Vamos fincar o Mastro no coração de Cabo Verde, porque morreu, aos 98 anos, Francisco Fontes, conhecido por Nhô Mulato. Absortos todos no desenfreio de um crescimento económico e de uma política de circunstância, nem todos fomos – as autoridades, as personalidades e as entidades culturais, por exemplo, lá não estavam – a acompanhar o decano das Bandeiras de Cabo Verde à sua última morada. Mas estavam presentes os populares, em lágrimas e alvíssaras, com tambores e bandeiras sobretudo – kanizados das horas substantivas –, a prestarem homenagem a Nhô Mulato.
Com uma longevidade dedicada à Banderona, manifestação cultural dos devotos a São João Baptista, que se realiza anualmente em Campanas, entre os meses de Janeiro e Fevereiro, Nhô Mulato, fora o Kordidjêro, figura com o supremo poder de orquestrar e de dirigir os 24 dias de festa rixa e desabrida, considerada por muitos como a maior e a mais ancestral de Cabo Verde.

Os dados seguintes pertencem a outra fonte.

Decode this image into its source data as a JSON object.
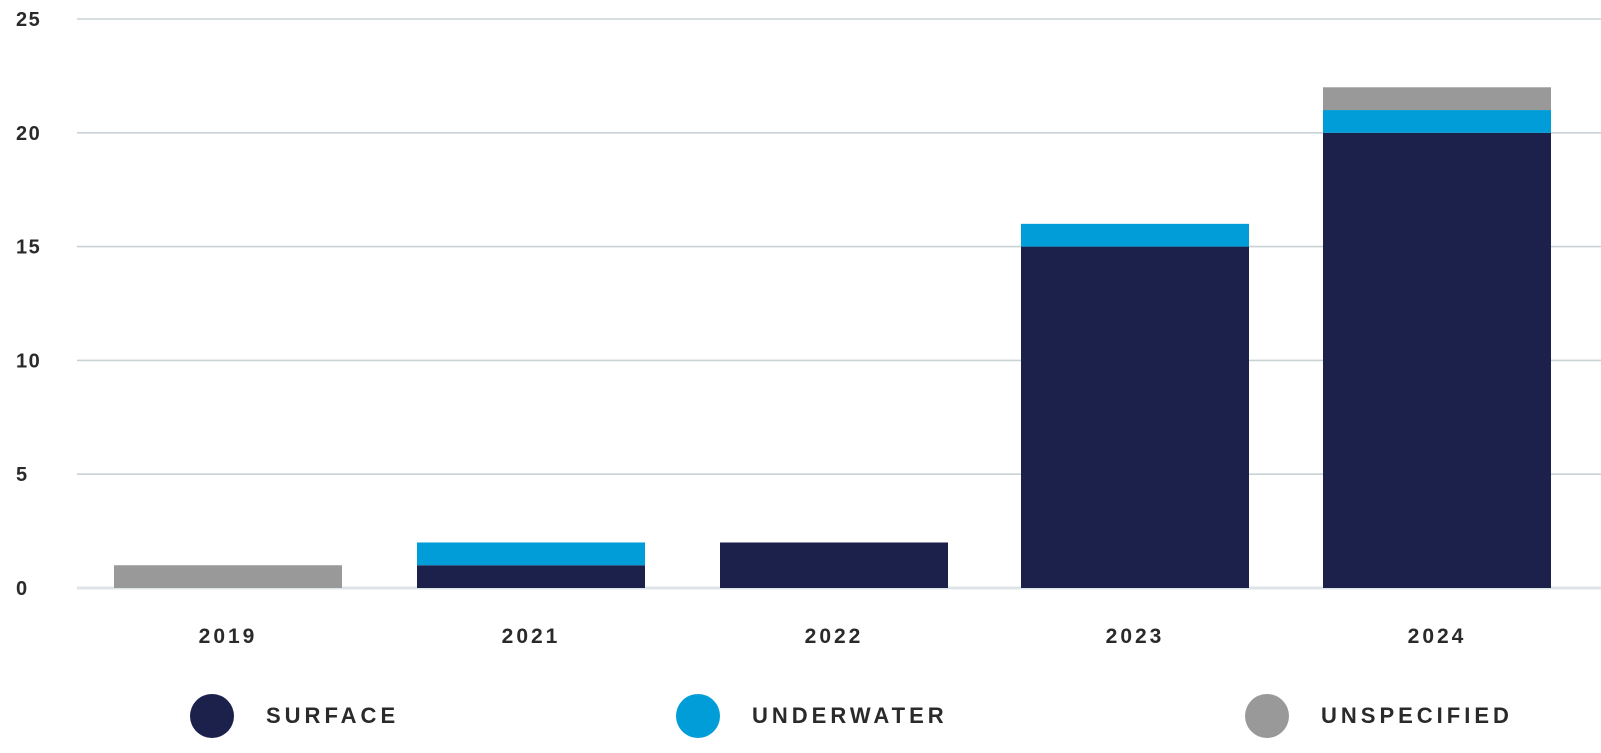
{
  "chart_data": {
    "type": "bar",
    "stacked": true,
    "categories": [
      "2019",
      "2021",
      "2022",
      "2023",
      "2024"
    ],
    "series": [
      {
        "name": "SURFACE",
        "values": [
          0,
          1,
          2,
          15,
          20
        ],
        "color": "#1c214c"
      },
      {
        "name": "UNDERWATER",
        "values": [
          0,
          1,
          0,
          1,
          1
        ],
        "color": "#009dd9"
      },
      {
        "name": "UNSPECIFIED",
        "values": [
          1,
          0,
          0,
          0,
          1
        ],
        "color": "#999999"
      }
    ],
    "ylim": [
      0,
      25
    ],
    "yticks": [
      "0",
      "5",
      "10",
      "15",
      "20",
      "25"
    ],
    "grid": true,
    "legend_position": "bottom",
    "title": "",
    "xlabel": "",
    "ylabel": ""
  }
}
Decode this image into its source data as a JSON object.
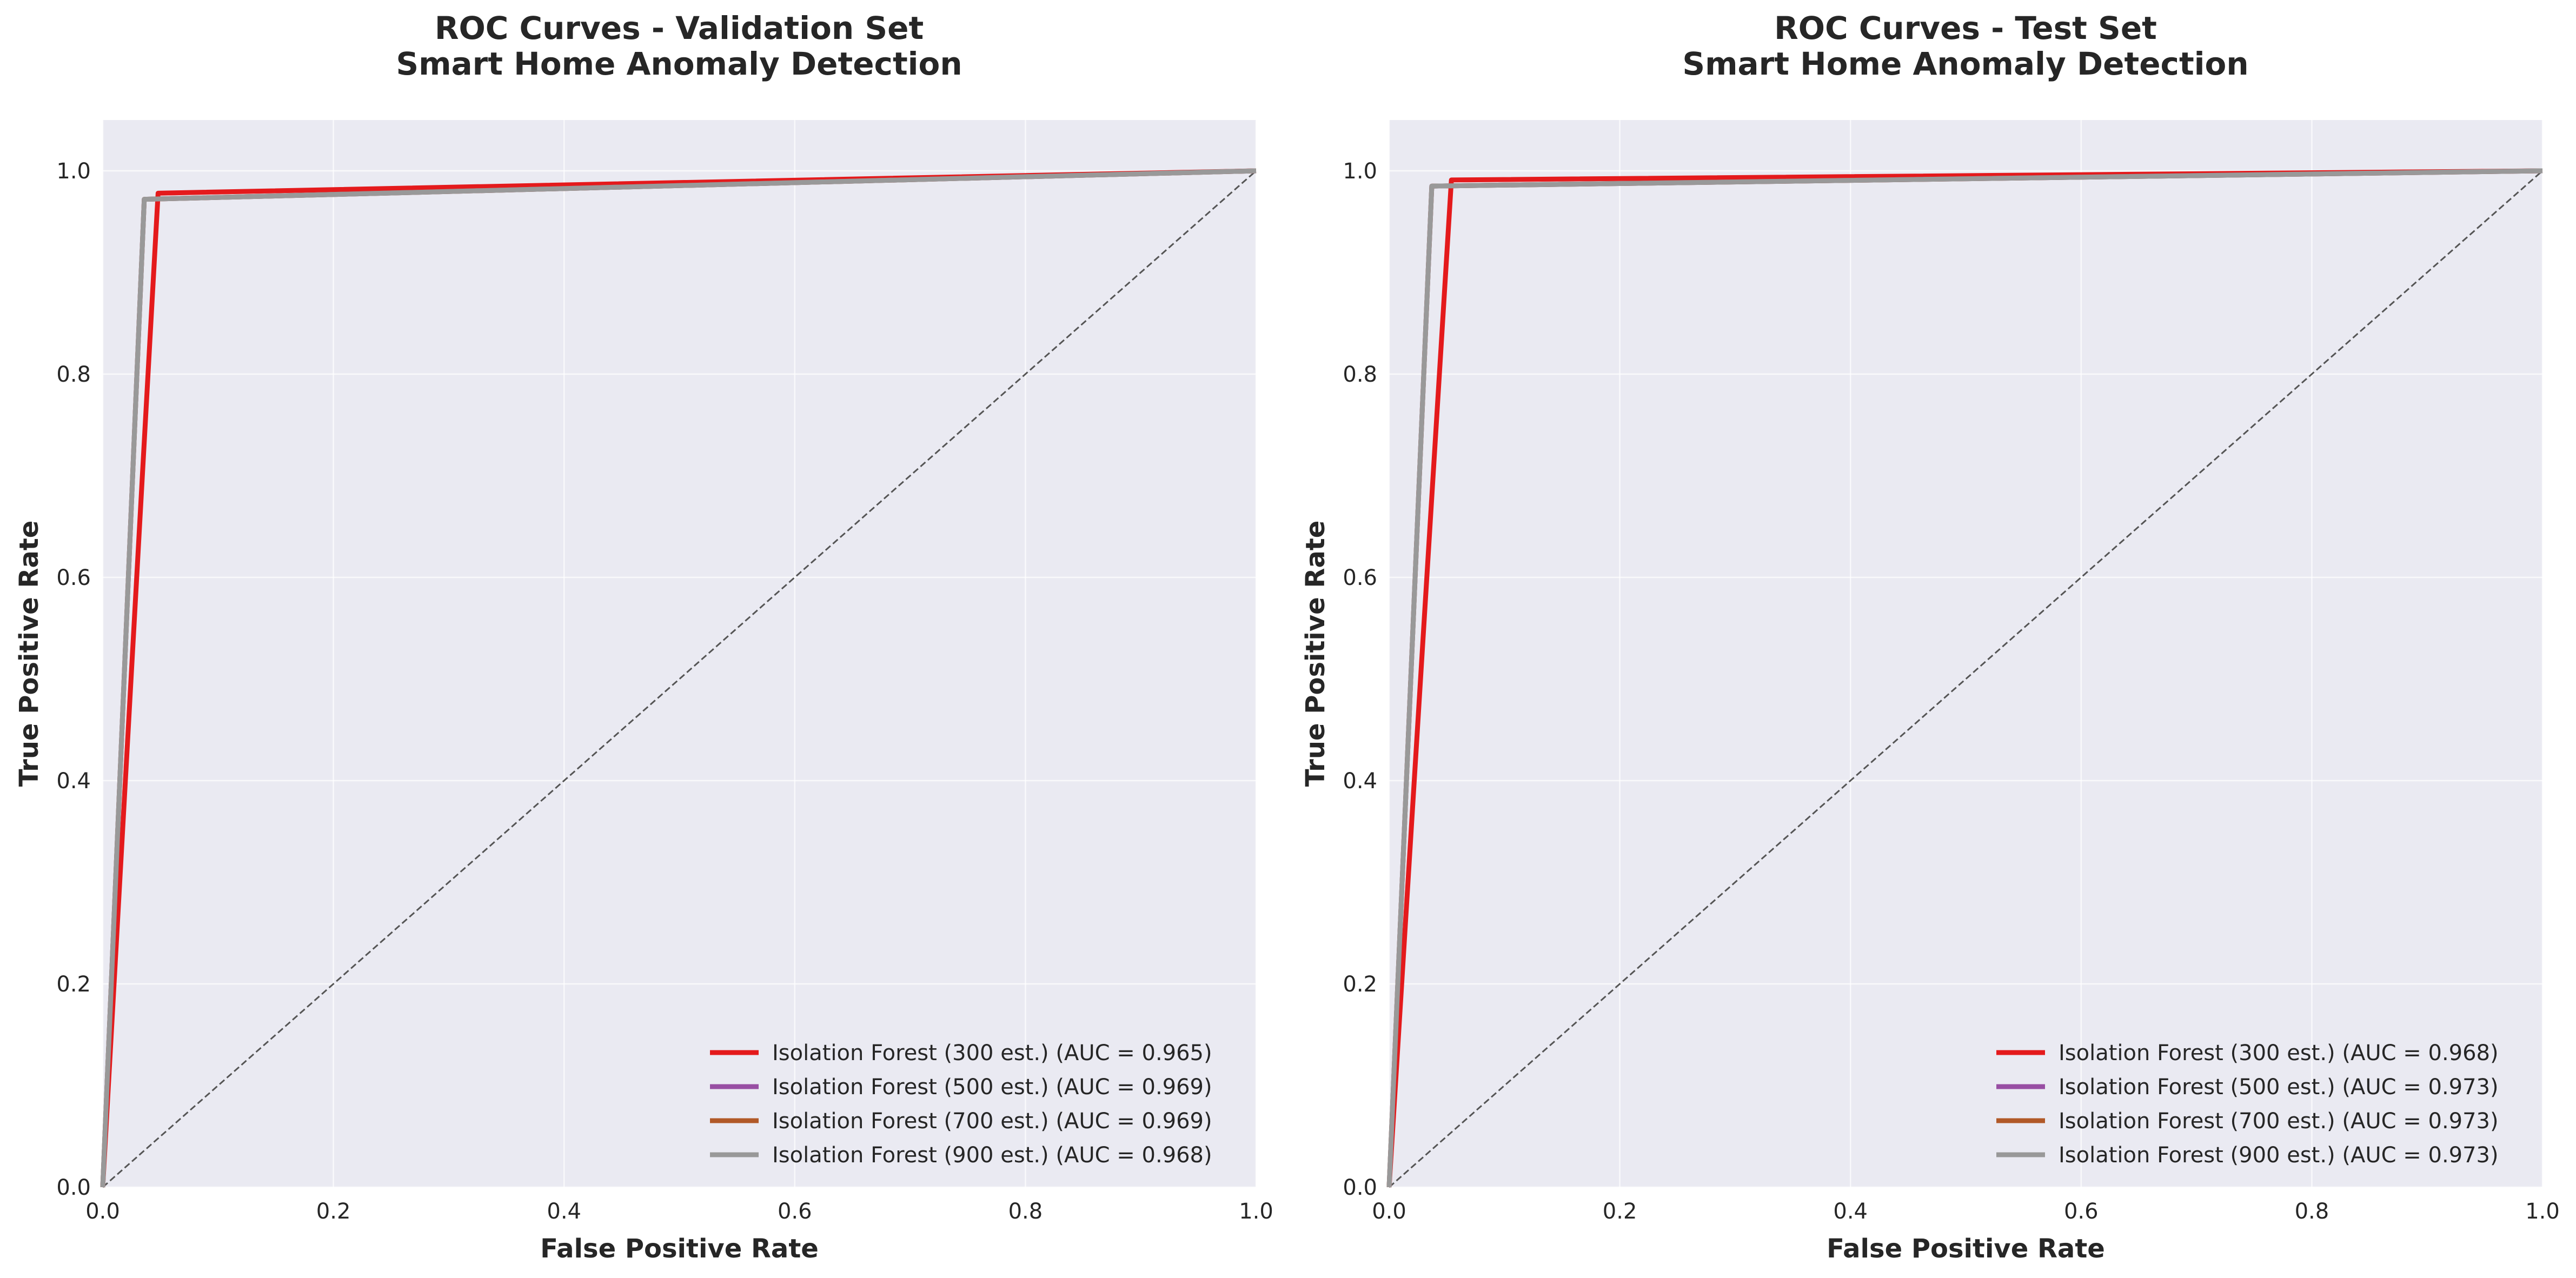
{
  "chart_data": [
    {
      "type": "line",
      "title_line1": "ROC Curves - Validation Set",
      "title_line2": "Smart Home Anomaly Detection",
      "xlabel": "False Positive Rate",
      "ylabel": "True Positive Rate",
      "xlim": [
        0.0,
        1.0
      ],
      "ylim": [
        0.0,
        1.05
      ],
      "xticks": [
        "0.0",
        "0.2",
        "0.4",
        "0.6",
        "0.8",
        "1.0"
      ],
      "yticks": [
        "0.0",
        "0.2",
        "0.4",
        "0.6",
        "0.8",
        "1.0"
      ],
      "grid": true,
      "legend_position": "lower-right",
      "diagonal": true,
      "series": [
        {
          "name": "Isolation Forest (300 est.) (AUC = 0.965)",
          "color": "#e41a1c",
          "x": [
            0.0,
            0.048,
            1.0
          ],
          "y": [
            0.0,
            0.978,
            1.0
          ]
        },
        {
          "name": "Isolation Forest (500 est.) (AUC = 0.969)",
          "color": "#984ea3",
          "x": [
            0.0,
            0.036,
            1.0
          ],
          "y": [
            0.0,
            0.972,
            1.0
          ]
        },
        {
          "name": "Isolation Forest (700 est.) (AUC = 0.969)",
          "color": "#b15928",
          "x": [
            0.0,
            0.036,
            1.0
          ],
          "y": [
            0.0,
            0.972,
            1.0
          ]
        },
        {
          "name": "Isolation Forest (900 est.) (AUC = 0.968)",
          "color": "#999999",
          "x": [
            0.0,
            0.036,
            1.0
          ],
          "y": [
            0.0,
            0.972,
            1.0
          ]
        }
      ]
    },
    {
      "type": "line",
      "title_line1": "ROC Curves - Test Set",
      "title_line2": "Smart Home Anomaly Detection",
      "xlabel": "False Positive Rate",
      "ylabel": "True Positive Rate",
      "xlim": [
        0.0,
        1.0
      ],
      "ylim": [
        0.0,
        1.05
      ],
      "xticks": [
        "0.0",
        "0.2",
        "0.4",
        "0.6",
        "0.8",
        "1.0"
      ],
      "yticks": [
        "0.0",
        "0.2",
        "0.4",
        "0.6",
        "0.8",
        "1.0"
      ],
      "grid": true,
      "legend_position": "lower-right",
      "diagonal": true,
      "series": [
        {
          "name": "Isolation Forest (300 est.) (AUC = 0.968)",
          "color": "#e41a1c",
          "x": [
            0.0,
            0.054,
            1.0
          ],
          "y": [
            0.0,
            0.991,
            1.0
          ]
        },
        {
          "name": "Isolation Forest (500 est.) (AUC = 0.973)",
          "color": "#984ea3",
          "x": [
            0.0,
            0.037,
            1.0
          ],
          "y": [
            0.0,
            0.985,
            1.0
          ]
        },
        {
          "name": "Isolation Forest (700 est.) (AUC = 0.973)",
          "color": "#b15928",
          "x": [
            0.0,
            0.037,
            1.0
          ],
          "y": [
            0.0,
            0.985,
            1.0
          ]
        },
        {
          "name": "Isolation Forest (900 est.) (AUC = 0.973)",
          "color": "#999999",
          "x": [
            0.0,
            0.037,
            1.0
          ],
          "y": [
            0.0,
            0.985,
            1.0
          ]
        }
      ]
    }
  ],
  "style": {
    "plot_background": "#eaeaf2",
    "grid_color": "#ffffff",
    "diagonal_color": "#555555",
    "text_color": "#262626"
  }
}
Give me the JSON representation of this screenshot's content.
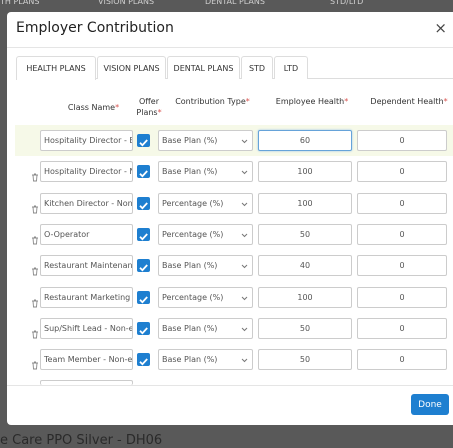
{
  "background": {
    "tabs": [
      "TH PLANS",
      "VISION PLANS",
      "DENTAL PLANS",
      "STD/LTD"
    ],
    "footer_text": "e Care PPO Silver - DH06"
  },
  "modal": {
    "title": "Employer Contribution",
    "close": "×",
    "tabs": [
      "HEALTH PLANS",
      "VISION PLANS",
      "DENTAL PLANS",
      "STD",
      "LTD"
    ],
    "active_tab": 0,
    "required_mark": "*",
    "headers": [
      "Class Name",
      "Offer Plans",
      "Contribution Type",
      "Employee Health",
      "Dependent Health"
    ],
    "rows": [
      {
        "class_name": "Hospitality Director - Exe",
        "offer": true,
        "type": "Base Plan (%)",
        "employee": 60,
        "dependent": 0
      },
      {
        "class_name": "Hospitality Director - No",
        "offer": true,
        "type": "Base Plan (%)",
        "employee": 100,
        "dependent": 0
      },
      {
        "class_name": "Kitchen Director - Non-e",
        "offer": true,
        "type": "Percentage (%)",
        "employee": 100,
        "dependent": 0
      },
      {
        "class_name": "O-Operator",
        "offer": true,
        "type": "Percentage (%)",
        "employee": 50,
        "dependent": 0
      },
      {
        "class_name": "Restaurant Maintenanc",
        "offer": true,
        "type": "Base Plan (%)",
        "employee": 40,
        "dependent": 0
      },
      {
        "class_name": "Restaurant Marketing Di",
        "offer": true,
        "type": "Percentage (%)",
        "employee": 100,
        "dependent": 0
      },
      {
        "class_name": "Sup/Shift Lead - Non-exe",
        "offer": true,
        "type": "Base Plan (%)",
        "employee": 50,
        "dependent": 0
      },
      {
        "class_name": "Team Member - Non-exe",
        "offer": true,
        "type": "Base Plan (%)",
        "employee": 50,
        "dependent": 0
      }
    ],
    "done": "Done"
  }
}
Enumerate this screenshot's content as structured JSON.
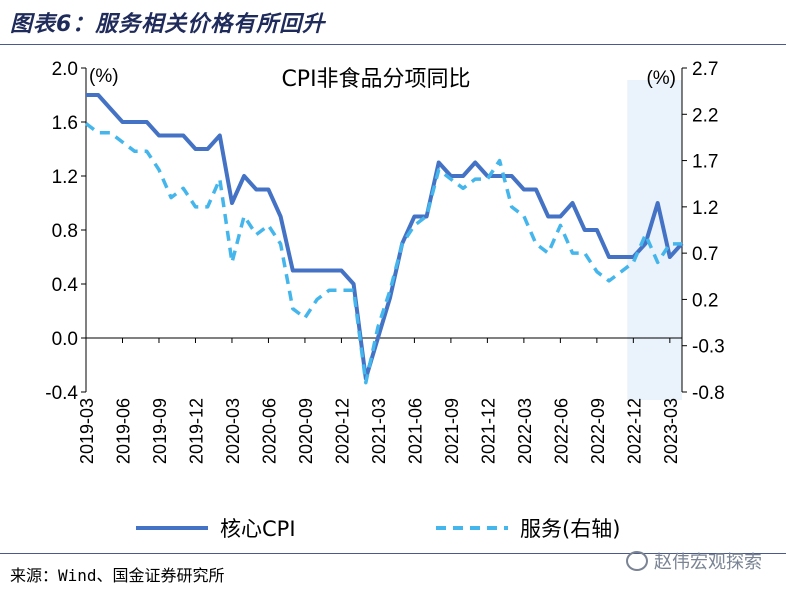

Envolvendo uma estrutura complexa, a Banderona, como todas as Bandeiras da Ilha do Fogo, tem os seus arreias e as suas romarias, umas sagradas, outras profanas, mas todas de profundo sincretismo, onde os populares dão largas aos seus sentimentos de devoção e à memória histórica.
Os juízes, os padrinhos, os tamboreiros, os kanizados, os coladores e as coladeras, as cozinheiras, os ladrões, os escravos, os santos e os demónios, bem como os entes vivos e mortos, todos os imprescindíveis do arquétipo e do conteúdo da sociedade de Campanas, choram a partida de Nhô Mulato e festejam a continuidade da Bandeira de São João Baptista, já que a morte é apenas uma etapa da vida, senão mesmo sua continuidade.
O que envolve a Banderona vem do antanho e tem a ver com a nossa espiritualidade. Não valerá a pena seguirmos a estrada dos novos dias, se deixarmos pela caminhada a nossa alma ancestral e o nosso sentido primordial.
Vamos parar tudo, mas tudo, nessa hora grave e ouçamos a voz dos cantores e o rufar dos tambores (todos os tambores de Cabo Verde afinal). Mulato morreu. Estremeça o mundo, como diz a lenda, à procura dos três meninos e os sons do fim do mundo. Venham chuva, raio e trovão. Venham todos. Hora grave. Di kudi baxon. Vamos fincar o Mastro no coração de Cabo Verde!
2 comentários:
Belo texto, meu irmão. Já tinha saudades. A quem sabe nunca esquece. Volta mais vezes. A tua ausência é crime de lesa cultura!
Abç
ZCunha
Belos poemas e textos por aqui. fiquei cliente.